Our concerts in Shanghai were the best of the tour. (The Shanghai segment of the tour was made possible by generous support from Citigroup.) The Shanghai Grand Theater has excellent acoustics, and we could tell that the audience was much more tuned in to the performance than in Beijing. Their applause was not polite, as we had expected, but fervent and rousing. Some performers had graduated just a few days before the tour began, and our final concert in Shanghai was the last they would play as members of the Juilliard Orchestra. I couldn’t think of a more exciting way to go out.

On the last evening of the tour, Juilliard threw a party to celebrate the tremendous efforts of all the students and staff who made the tour a huge success. Sharing her thoughts on the experience, Ms. Zhang said, “I did expect the Juilliard Orchestra to be the best student orchestra in the world. It was proved true. I was inspired by the eagerness and the talent level of the players. And I enjoyed working with Juilliard deans and staff members. I found them wonderful human beings who really care a great deal about their students.” Speeches were made and thank-you gifts presented, and everyone was slowly blinded by the continuous barrage of camera flashes as friends eagerly recorded the last of their happy memories.

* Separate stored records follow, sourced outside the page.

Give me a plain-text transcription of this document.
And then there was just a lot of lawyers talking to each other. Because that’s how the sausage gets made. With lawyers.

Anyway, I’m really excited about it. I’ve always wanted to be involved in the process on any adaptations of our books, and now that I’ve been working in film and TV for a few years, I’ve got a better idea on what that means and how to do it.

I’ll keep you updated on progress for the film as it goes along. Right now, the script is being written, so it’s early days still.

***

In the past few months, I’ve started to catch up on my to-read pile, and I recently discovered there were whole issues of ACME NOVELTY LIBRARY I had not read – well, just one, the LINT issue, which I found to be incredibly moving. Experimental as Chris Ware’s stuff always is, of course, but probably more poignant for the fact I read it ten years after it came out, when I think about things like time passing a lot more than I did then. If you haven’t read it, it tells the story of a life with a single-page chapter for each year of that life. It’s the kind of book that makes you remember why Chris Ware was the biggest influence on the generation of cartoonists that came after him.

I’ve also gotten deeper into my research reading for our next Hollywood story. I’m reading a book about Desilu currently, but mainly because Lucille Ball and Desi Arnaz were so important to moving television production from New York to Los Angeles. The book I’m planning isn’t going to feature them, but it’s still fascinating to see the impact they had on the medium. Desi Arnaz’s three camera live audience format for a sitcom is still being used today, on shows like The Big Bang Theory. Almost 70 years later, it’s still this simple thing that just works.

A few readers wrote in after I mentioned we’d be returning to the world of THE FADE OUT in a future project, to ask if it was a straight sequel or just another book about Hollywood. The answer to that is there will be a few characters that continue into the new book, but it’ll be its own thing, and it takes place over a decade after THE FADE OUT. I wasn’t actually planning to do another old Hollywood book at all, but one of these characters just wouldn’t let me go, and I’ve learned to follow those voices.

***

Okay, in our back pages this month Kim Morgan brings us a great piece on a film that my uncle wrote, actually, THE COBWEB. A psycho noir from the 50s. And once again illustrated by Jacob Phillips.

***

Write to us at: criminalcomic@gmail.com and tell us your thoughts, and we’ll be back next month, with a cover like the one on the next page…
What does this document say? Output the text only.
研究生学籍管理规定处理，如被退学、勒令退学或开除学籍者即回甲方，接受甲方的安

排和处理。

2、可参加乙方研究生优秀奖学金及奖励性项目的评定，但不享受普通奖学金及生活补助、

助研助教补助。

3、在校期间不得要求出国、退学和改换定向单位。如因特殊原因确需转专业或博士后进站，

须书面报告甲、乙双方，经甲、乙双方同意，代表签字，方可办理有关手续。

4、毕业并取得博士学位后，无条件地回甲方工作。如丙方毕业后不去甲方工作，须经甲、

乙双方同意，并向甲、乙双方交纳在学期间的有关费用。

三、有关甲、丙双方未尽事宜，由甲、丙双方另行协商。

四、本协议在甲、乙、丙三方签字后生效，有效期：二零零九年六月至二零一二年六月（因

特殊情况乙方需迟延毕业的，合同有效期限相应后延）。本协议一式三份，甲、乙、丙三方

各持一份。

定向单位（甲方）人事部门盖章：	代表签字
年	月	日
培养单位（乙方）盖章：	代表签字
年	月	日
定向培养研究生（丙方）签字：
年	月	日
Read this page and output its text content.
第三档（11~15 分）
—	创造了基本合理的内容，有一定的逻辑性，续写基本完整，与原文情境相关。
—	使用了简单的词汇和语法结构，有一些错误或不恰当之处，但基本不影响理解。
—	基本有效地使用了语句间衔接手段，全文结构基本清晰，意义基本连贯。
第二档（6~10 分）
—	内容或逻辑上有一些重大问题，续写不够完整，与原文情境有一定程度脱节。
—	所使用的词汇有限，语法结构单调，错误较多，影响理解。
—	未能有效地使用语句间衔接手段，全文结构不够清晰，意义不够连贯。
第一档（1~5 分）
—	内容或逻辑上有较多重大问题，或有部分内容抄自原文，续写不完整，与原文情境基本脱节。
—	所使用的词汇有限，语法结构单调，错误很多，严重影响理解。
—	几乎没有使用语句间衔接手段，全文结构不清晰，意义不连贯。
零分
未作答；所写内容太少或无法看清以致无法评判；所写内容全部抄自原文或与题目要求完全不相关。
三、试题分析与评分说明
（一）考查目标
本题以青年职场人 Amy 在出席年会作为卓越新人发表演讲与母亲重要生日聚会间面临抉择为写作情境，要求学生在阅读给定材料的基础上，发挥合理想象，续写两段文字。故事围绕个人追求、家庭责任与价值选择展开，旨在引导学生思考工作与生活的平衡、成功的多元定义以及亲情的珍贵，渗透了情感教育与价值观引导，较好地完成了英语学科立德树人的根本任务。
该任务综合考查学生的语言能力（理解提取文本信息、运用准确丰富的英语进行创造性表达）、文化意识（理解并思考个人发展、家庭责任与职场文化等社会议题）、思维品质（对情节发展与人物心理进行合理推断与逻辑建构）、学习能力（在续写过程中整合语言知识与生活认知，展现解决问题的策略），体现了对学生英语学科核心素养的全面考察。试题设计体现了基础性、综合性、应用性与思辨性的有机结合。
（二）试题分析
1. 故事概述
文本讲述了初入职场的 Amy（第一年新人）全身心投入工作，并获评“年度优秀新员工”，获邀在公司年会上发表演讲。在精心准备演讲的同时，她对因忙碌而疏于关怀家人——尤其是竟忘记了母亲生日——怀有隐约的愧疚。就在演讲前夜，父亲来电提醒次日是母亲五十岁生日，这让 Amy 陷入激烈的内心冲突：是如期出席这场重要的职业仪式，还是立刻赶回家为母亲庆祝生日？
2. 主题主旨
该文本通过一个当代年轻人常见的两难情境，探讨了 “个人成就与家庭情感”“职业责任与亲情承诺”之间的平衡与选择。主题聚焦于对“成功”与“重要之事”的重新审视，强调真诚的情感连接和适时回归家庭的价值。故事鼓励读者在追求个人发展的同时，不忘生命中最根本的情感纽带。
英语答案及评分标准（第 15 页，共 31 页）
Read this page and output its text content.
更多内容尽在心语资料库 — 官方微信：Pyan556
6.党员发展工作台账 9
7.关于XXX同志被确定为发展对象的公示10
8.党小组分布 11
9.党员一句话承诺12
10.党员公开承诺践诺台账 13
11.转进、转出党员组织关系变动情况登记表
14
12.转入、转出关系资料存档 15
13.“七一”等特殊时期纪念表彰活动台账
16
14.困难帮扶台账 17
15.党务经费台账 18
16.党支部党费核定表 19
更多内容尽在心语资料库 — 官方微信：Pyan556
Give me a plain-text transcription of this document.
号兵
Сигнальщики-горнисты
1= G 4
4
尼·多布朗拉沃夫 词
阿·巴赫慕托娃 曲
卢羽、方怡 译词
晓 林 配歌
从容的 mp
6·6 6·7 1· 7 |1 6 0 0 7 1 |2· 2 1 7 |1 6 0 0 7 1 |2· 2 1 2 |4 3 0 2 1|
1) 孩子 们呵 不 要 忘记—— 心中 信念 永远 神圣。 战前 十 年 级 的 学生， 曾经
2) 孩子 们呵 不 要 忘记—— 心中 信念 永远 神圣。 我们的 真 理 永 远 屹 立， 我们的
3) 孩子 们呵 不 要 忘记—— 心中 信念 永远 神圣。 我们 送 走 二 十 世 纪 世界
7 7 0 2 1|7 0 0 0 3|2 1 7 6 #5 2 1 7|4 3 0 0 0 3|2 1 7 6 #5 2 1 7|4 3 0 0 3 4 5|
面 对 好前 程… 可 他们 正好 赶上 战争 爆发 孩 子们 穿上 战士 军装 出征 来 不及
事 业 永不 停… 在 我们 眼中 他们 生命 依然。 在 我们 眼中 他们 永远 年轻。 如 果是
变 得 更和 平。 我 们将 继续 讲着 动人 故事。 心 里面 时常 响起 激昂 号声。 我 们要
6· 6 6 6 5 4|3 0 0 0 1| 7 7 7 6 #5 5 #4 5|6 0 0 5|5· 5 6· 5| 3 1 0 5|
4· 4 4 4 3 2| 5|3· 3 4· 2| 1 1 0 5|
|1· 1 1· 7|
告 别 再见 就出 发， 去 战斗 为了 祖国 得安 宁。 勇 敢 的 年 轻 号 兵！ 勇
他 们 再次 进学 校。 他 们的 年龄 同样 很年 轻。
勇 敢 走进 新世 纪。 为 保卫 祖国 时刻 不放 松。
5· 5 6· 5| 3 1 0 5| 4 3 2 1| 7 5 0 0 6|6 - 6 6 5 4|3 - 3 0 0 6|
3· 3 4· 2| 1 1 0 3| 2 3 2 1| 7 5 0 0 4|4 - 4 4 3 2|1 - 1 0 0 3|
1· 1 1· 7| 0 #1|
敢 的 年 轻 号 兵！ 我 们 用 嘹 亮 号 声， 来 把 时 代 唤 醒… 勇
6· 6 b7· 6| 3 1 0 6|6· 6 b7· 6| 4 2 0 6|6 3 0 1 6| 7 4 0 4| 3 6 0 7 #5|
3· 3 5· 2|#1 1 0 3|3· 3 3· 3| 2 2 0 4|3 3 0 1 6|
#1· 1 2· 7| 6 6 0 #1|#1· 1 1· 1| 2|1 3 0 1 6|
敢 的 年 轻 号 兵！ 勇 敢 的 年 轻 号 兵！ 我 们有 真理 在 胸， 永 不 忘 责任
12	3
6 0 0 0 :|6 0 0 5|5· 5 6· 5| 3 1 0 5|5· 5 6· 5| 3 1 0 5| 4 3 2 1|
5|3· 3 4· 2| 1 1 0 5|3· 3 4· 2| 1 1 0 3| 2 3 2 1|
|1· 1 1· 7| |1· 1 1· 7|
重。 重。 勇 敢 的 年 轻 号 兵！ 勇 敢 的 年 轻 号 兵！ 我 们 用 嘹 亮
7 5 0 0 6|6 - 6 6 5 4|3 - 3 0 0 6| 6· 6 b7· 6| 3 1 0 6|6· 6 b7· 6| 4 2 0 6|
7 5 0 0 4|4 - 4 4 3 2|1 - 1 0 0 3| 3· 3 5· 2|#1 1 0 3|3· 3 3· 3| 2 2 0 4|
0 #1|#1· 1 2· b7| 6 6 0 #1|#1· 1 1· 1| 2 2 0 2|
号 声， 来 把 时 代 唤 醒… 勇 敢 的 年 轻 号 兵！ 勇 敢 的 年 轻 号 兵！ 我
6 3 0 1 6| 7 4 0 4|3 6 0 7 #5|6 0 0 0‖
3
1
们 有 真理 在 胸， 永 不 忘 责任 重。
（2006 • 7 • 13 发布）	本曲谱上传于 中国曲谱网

Those memories will leave a lasting impression on everyone who took part in the tour. One of my personal favorites is meeting local strangers outside of a museum in Shanghai. They asked where I was from, and when I told them about the Juilliard tour, they were excited. They wanted to know what instrument I play, how long I’ve been playing, and whether I play Mozart and Beethoven. Their knowledge of Western classical music was limited, but they were so enthusiastic about it and impressed by what all of us at Juilliard are doing. One of the guys told me his name was King Kong (or at least that’s what he goes by in English). At the end of our conversation they invited me to have tea with them in a nearby café, an offer I would have readily accepted had I not been on my way to a rehearsal. To me, this encounter proved the success of Juilliard’s China tour. Our music allows us to connect a thousand people at once, and it also gives us the opportunity to make friends one-on-one. “It’s about people to people,” as President Polisi put it at the beginning of the tour. China was ready to welcome New York. Now the question remains, is the world ready for China?